Being a mom has changed me completely. It’s not just the corny “I’ve never felt this kind of love” thing which, obviously, is true. It changed the way I am in the world. I have a gravitational pull toward home that precludes me from going too far or staying away too long. I’m more interested in what my son drew at school than I am in world affairs. I think more about my daughter’s social calendar than my own. And that’s not even getting into the physical changes that motherhood has wrought.
My husband gets to stay mostly the same man he was, and that’s in large part because of me. He’s an amazing dad, what with his cheering and bath-giving, but fatherhood is just not as involved as motherhood. If there’s an issue with the kids, he hears about it — but the details of our kids’ lives get filtered through me.
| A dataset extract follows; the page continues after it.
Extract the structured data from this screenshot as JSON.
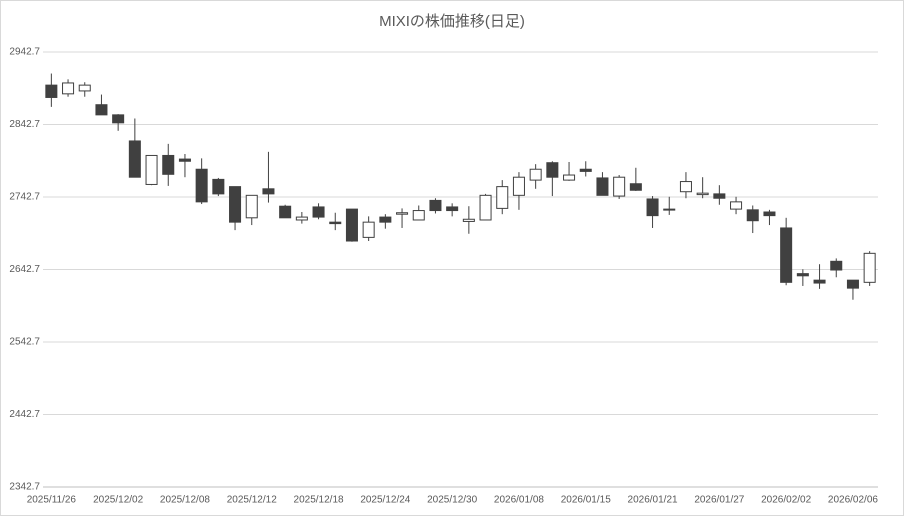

Of course there are dads out there who are full-time parents in the way that has long been the mom’s role. And they should absolutely be commended for it. But for most men, Father’s Day isn’t so much a celebration of what they do as an encouragement to keep doing it. Mother’s Day is different, and it’s ok to say so. It’s not crazy that one day of the year the extreme sacrifices mothers make are noted with serious celebration.
It’s really the least everyone could do.